L’Institut national de l’environnement industriel et des risques (Ineris) vient, quant à lui, de mettre au point un outil accessible à tous, permettant de visualiser quotidiennement les effets du confinement sur la qualité de l’air. Il permet aussi de comparer la situation antérieure avec celle d’aujourd’hui. Il se base sur une baisse de 70 % du trafic routier lié aux déplacements particuliers, de 20 % du trafic routier à vocation commerciale, de 30 % des activités industrielles, de 90 % pour l’aviation et le trafic non routier (ferroviaire, fluvial etc..) et sur une hausse de 20 %du chauffage résidentiel. Les résultats pointent une baisse très significative concernant la pollution routière (NO2), mais bien moindre concernant les particules (PM10 et PM2,5). Dans les Savoie, la carte montre des axes routiers quasiment « nettoyés » de dioxyde d’azote. Les particules restent en revanche très présentes, notamment dans les agglomérations. « Cela s’explique par le chauffage, par les épandages agricoles et par les activités industrielles qui tournent encore », commente Anne Lassman-Trappier.
« Bulles de quiétude »
Le confinement a indéniablement agi également sur les pollutions sonores. On entend à nouveau le chant des oiseaux, y compris en ville. La faune retrouve d’ailleurs davantage de sérénité. « Je suis comme tout le monde, confiné chez moi, et ne peux donc pas observer grand-chose », explique Richard Cousin, chargé de mission milieux naturels au parc naturel régional du Massif des Bauges. « Mais je suis certain que le confinement agit favorablement, notamment pour les rapaces dont les nids sont en cours.

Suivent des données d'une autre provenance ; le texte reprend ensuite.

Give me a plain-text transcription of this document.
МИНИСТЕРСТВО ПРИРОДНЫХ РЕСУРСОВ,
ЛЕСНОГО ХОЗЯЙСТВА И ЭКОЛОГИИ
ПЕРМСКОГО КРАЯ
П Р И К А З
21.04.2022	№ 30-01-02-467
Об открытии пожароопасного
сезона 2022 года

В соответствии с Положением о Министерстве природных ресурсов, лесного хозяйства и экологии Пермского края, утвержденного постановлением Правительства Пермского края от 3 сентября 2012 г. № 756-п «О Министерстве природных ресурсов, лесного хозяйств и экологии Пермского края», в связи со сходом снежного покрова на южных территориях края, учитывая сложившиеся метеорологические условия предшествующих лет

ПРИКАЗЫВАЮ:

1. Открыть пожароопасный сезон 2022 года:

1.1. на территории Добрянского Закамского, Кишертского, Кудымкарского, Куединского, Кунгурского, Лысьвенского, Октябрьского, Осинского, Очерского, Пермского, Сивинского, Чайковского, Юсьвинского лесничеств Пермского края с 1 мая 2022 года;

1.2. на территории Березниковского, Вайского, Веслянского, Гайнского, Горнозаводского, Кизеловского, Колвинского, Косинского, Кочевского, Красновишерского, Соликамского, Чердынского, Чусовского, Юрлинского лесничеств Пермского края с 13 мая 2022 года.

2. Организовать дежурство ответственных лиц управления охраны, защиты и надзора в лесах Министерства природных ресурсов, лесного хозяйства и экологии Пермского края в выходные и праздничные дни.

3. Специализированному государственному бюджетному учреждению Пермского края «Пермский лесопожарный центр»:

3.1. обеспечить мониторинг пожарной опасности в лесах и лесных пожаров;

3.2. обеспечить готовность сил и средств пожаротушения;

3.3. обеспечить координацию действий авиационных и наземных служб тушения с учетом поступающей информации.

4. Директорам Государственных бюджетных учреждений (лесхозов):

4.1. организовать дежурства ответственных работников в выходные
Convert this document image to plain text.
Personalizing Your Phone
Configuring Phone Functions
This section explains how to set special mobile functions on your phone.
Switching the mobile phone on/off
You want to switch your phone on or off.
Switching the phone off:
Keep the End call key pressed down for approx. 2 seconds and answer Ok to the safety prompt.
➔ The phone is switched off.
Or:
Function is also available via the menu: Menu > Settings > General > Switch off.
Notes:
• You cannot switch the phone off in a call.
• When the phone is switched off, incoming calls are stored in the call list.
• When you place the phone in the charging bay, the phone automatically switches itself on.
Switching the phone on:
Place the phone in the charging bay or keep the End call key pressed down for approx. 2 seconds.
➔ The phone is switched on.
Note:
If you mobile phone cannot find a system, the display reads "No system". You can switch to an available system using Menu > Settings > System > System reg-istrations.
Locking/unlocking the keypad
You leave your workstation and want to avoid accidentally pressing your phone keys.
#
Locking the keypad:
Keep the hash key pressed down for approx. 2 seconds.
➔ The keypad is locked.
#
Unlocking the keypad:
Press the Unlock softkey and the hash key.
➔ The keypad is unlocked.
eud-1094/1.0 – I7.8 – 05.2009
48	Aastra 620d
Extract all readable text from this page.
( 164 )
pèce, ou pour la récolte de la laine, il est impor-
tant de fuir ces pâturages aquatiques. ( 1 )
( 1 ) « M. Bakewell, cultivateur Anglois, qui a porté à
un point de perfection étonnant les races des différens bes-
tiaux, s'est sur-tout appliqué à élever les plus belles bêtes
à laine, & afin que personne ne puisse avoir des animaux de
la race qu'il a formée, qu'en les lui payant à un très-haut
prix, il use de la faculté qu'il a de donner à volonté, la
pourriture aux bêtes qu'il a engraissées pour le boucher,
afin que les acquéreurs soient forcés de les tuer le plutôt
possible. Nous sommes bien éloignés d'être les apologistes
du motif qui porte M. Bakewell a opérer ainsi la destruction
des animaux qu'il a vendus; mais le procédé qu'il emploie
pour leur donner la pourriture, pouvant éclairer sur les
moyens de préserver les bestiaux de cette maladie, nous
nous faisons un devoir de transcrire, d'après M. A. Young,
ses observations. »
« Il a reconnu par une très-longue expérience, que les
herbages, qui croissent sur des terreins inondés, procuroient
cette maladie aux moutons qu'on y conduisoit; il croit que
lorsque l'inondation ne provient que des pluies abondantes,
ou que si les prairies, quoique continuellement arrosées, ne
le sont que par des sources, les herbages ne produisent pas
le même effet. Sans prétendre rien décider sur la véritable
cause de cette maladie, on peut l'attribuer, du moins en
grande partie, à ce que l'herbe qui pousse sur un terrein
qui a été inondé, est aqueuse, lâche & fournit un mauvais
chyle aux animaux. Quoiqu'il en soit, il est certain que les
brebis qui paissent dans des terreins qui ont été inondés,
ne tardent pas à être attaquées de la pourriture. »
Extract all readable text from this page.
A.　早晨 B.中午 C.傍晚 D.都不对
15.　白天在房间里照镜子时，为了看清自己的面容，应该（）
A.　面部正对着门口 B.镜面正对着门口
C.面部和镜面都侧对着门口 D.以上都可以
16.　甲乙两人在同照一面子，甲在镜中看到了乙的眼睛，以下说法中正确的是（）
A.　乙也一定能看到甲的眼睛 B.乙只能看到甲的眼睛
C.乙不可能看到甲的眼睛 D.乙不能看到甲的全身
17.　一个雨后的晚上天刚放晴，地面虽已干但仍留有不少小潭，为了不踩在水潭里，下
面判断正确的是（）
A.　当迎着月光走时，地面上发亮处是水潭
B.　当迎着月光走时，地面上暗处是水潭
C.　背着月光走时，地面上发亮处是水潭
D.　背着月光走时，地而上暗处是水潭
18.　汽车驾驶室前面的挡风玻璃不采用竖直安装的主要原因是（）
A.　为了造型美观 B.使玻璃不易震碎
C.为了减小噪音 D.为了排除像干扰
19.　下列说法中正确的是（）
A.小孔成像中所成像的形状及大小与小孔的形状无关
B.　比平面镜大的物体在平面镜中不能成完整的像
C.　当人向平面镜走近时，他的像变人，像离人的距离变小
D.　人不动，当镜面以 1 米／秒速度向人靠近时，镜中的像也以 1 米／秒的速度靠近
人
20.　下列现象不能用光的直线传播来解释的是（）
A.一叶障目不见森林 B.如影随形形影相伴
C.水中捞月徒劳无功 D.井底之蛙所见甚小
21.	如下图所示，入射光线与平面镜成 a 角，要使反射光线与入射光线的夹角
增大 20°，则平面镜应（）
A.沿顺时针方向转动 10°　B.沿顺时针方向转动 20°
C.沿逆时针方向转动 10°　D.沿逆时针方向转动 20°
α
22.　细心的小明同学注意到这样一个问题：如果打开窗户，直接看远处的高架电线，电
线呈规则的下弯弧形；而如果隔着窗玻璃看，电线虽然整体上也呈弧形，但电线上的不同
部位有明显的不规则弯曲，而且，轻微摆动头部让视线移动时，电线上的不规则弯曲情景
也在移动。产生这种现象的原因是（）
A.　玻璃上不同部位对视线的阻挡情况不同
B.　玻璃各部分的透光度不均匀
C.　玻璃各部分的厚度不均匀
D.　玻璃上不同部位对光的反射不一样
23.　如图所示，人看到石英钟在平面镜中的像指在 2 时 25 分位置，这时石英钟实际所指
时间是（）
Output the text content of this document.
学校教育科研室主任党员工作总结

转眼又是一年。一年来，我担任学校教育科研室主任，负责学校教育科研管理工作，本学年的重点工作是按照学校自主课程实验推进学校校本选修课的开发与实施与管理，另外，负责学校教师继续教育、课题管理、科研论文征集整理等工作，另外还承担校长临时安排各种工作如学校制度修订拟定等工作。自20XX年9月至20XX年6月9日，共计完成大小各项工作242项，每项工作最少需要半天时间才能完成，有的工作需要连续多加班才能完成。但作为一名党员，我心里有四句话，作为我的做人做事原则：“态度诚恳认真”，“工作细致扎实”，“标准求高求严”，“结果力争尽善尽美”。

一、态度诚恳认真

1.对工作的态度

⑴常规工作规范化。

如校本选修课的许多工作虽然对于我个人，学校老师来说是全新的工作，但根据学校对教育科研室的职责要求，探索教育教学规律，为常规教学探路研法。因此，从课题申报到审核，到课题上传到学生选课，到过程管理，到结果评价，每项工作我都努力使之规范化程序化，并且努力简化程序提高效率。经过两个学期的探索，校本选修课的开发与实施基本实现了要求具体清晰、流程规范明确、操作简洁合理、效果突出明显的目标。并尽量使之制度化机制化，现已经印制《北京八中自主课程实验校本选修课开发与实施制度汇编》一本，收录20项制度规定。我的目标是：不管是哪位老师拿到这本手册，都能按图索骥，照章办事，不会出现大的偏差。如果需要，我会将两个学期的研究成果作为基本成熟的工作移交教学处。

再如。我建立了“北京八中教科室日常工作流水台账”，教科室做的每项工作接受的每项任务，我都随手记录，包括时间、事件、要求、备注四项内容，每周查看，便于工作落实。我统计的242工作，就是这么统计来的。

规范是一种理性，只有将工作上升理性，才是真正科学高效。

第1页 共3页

C’est une période très sensible pour eux. » Si, habituellement, des « bulles de quiétude » de 250 mètres sont instaurées, elles sont plus ou moins respectées par les pratiquants sportifs (escalade, parapente). « Là, on est sûrs que les rapaces ne sont pas dérangés. » Idem pour les tétras-lyres dont les parades amoureuses ont commencé. Sans parler du calme retrouvé des mammifères de tout poil.
« Invasion d’algues »
Quid de l’eau ? Dans ce domaine, les effets du confinement sont plus contrastés. « Les déchetteries étant fermées, indique Anne-Lassman Trappier, on observe de plus en plus de décharges sauvages, notamment le long des cours d’eau. » En outre, la sécheresse a des effets délétères. Dans le Chéran par exemple, un fort développement d’algues a été constaté. « Des algues brunes sont apparues de l’amont à l’aval », indique Pascal Grillet, adjoint technique au syndicat mixte interdépartemental d’aménagement du Chéran (SMIAC). « Il y a sans doute plusieurs raisons : le niveau de la rivière est extrêmement bas pour la saison et pourrait mériter un niveau d’alerte renforcée. Le Chéran n’est déjà quasiment plus alimenté par la fonte des neiges et il n’a pas plu depuis un mois. S’ajoute à cet étiage une mise en charge forte de la dizaine de stations d’épuration, peut-être à cause du confinement. Le débit du ruisseau est trop bas pour parvenir à tout épurer et c’est ce qui engendre cette invasion d’algues. » Les épandages agricoles ne devraient pas, selon lui, avoir participé à ce développement algal car, en l’absence de pluie, le lessivage des sols a été plus que restreint.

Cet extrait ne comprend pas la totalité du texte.